At home or at your office you rely on wireless internet connection. That internet connection is wired straight to your router which is transmitted as a WiFi signal for you to connect your peripherals to. Keeping you devices safe is one thing. What about securing your router? The gateway to your digital house. In todays article, I will be showing you simple ways you can quickly tweak your router’s security to be a bit more solid. Hackers are smart people. They can and will take advantage of every vulnerability you have.


Accessing your router:

First off you should be able to connect to your router. Most router access pages can be found by visiting If you are unsure what the IP address is, you can either try googling your router model IP address or check your network setting and find the gateway IP address, which is your router.

Router login page for Tenda models.

Your router username and password would usually be set to factory defaults. To find them, check the stickers on back or under your router. If they do no work, try googling your router model. If your router was installed by a technician, try asking them for the credentials.


WiFi Security:

Now assuming you have managed to access your router, we will start with securing your WiFi connection. Navigate to WLAN or WiFi settings page. There you will see details about your wireless connection security, what kind of password encryption it uses and other things as well. Having a unsecured WiFi network is highly dangerous. There are different types of wireless security encryption protocols:

  • WEP
  • WPA
  • WPA2 (Enterprise and Shared)

WEP is the most common choice for default setups and is the weakest out of them all. It can take a hacker less than 10 seconds to decrypt your WiFi network key and gain access. Therefore, our first step here is to change our encryption type from None or WEP to WPA or WPA2. This way you will have a much longer password but also a much safer network.


Change SSID:

SSID means service set identifier, or in basic English, a name.
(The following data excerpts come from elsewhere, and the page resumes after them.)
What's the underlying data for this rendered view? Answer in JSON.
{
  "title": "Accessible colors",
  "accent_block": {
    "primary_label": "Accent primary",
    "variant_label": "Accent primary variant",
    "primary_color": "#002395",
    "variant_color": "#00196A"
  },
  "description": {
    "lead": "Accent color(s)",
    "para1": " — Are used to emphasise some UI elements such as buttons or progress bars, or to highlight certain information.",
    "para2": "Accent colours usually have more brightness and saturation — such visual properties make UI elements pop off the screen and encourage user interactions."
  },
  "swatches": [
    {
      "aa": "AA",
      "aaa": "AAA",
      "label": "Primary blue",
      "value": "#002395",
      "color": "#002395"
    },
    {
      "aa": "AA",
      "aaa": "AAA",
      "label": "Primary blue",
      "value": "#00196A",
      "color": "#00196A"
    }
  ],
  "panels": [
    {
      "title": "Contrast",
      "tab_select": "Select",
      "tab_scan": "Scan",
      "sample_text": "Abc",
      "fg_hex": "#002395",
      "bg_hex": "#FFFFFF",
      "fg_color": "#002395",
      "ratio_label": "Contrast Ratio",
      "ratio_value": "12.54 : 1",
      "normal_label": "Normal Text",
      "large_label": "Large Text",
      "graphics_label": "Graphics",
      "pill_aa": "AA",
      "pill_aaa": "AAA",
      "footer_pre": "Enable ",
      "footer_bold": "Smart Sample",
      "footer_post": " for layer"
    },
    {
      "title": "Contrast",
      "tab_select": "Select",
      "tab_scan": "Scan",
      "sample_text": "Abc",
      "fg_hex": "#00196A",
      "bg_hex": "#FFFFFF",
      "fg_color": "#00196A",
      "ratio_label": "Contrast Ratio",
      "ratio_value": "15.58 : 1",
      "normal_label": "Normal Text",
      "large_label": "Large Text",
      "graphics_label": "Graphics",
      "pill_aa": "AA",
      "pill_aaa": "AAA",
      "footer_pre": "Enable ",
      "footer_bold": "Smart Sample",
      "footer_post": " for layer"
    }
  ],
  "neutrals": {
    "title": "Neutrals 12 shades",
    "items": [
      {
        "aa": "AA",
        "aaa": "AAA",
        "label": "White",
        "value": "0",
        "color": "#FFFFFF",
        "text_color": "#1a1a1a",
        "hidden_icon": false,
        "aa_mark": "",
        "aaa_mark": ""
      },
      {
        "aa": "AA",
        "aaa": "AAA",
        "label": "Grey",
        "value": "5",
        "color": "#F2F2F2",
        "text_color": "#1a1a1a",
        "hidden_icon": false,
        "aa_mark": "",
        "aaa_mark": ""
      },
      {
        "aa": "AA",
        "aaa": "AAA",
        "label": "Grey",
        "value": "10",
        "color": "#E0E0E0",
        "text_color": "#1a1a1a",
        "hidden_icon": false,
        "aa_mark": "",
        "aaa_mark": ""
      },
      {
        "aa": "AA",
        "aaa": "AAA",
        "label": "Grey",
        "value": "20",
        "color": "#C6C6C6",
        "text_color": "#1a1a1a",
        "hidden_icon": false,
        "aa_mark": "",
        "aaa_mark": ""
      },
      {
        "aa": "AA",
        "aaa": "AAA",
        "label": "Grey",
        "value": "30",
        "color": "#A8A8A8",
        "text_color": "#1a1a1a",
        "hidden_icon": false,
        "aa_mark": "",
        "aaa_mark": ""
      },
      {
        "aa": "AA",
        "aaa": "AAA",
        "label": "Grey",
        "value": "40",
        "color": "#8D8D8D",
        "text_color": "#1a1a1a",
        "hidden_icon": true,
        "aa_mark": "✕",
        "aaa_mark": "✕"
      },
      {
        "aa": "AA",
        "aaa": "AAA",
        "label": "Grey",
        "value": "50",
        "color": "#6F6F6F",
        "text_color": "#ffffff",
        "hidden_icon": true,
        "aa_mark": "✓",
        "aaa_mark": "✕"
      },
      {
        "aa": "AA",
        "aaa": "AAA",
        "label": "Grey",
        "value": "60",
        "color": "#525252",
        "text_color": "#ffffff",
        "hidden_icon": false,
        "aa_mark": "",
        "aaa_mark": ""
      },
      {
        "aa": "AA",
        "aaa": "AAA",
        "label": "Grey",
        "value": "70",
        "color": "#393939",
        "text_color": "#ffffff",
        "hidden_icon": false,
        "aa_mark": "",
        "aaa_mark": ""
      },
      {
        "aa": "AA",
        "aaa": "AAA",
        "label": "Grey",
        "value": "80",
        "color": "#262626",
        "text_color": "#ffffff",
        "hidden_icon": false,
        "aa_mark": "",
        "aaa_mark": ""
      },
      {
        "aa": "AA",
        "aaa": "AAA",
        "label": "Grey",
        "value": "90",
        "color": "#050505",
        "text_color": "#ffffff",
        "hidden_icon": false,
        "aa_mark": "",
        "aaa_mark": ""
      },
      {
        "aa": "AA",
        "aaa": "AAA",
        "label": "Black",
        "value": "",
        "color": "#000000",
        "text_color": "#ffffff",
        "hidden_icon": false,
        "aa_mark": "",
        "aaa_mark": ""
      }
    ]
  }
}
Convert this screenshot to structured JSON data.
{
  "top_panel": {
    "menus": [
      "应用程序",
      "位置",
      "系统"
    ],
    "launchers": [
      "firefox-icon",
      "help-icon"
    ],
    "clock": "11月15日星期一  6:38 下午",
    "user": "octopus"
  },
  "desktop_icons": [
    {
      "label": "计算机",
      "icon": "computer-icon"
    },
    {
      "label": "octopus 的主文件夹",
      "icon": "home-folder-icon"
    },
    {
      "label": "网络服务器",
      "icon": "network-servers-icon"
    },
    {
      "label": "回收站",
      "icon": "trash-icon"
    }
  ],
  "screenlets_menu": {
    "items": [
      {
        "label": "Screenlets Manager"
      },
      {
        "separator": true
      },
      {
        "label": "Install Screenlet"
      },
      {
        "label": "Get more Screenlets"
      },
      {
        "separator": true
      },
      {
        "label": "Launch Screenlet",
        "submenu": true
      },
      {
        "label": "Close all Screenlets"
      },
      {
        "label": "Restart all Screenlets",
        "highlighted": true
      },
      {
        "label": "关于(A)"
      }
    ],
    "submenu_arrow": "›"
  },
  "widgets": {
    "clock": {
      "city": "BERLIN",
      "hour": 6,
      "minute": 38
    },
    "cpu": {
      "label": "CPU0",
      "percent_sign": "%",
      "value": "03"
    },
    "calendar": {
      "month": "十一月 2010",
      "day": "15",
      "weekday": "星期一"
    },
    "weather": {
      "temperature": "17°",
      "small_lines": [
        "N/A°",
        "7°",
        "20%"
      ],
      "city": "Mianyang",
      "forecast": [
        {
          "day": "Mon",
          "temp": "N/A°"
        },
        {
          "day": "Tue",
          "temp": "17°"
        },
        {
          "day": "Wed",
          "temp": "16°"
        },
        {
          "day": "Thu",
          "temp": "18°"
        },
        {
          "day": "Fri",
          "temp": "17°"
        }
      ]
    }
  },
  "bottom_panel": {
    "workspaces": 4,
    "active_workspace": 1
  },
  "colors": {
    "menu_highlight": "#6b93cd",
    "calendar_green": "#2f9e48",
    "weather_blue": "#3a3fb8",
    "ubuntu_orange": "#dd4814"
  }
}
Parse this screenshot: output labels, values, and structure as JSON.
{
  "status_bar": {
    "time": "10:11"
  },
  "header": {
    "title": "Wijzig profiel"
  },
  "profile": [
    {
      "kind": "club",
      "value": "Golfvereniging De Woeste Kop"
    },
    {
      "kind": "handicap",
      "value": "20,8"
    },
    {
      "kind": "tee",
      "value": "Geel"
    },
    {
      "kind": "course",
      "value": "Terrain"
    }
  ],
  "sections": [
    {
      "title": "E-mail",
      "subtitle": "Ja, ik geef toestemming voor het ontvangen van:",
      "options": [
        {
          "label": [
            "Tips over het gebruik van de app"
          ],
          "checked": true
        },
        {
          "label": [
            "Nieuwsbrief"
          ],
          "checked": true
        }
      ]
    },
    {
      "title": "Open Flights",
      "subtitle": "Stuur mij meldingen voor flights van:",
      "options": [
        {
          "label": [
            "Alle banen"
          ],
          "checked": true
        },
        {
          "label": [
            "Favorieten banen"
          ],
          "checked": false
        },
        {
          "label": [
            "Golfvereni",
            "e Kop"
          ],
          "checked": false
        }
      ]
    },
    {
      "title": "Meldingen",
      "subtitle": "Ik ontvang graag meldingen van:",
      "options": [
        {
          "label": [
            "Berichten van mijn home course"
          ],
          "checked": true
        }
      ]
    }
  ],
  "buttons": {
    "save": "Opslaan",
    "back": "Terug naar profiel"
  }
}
Your router’s name is its SSID. Every router has a default name during initial use. Let’s change that as well. That can be done in the same WLAN or WiFi settings page. Change it to something meaningful such as your business name. But remember when naming the router, do not use your family’s name or any other personally identifiable information. For example, if the SSID contains your family’s last name, it can be identified by any neighbor that knows you.


Router Firewall:

Enable your router’s firewall feature. That way incoming and outgoing traffic can be restricted and monitored properly. Your firewall can save you from making those unsecured connections that might lure your computer or you into exposing your sensitive data.


MAC Filter:

Every piece of hardware has its own unique MAC address. When connecting to a WiFi network, your device information is registered. Things such as IP address and MAC address are stored. IP addresses can change and can be spoofed. While MAC addresses are harder to do so it can still create a good protection. MAC filter will allow only certain devices to connect to your wireless network. In your security page, there is an option to select MAC filter on and then provide a list of devices’ MAC addresses to whitelist.

A quick and easy way to set this up is to connect any wireless device you want on your network to your router before enabling the Wireless MAC filter. After each device has successfully connected, access the router setup and open the DHCP client table, often found in the Status or Local Network section. Each device that has connected to your router can be copied into a Notepad, then pasted into the Wireless MAC filter section of the router Security section.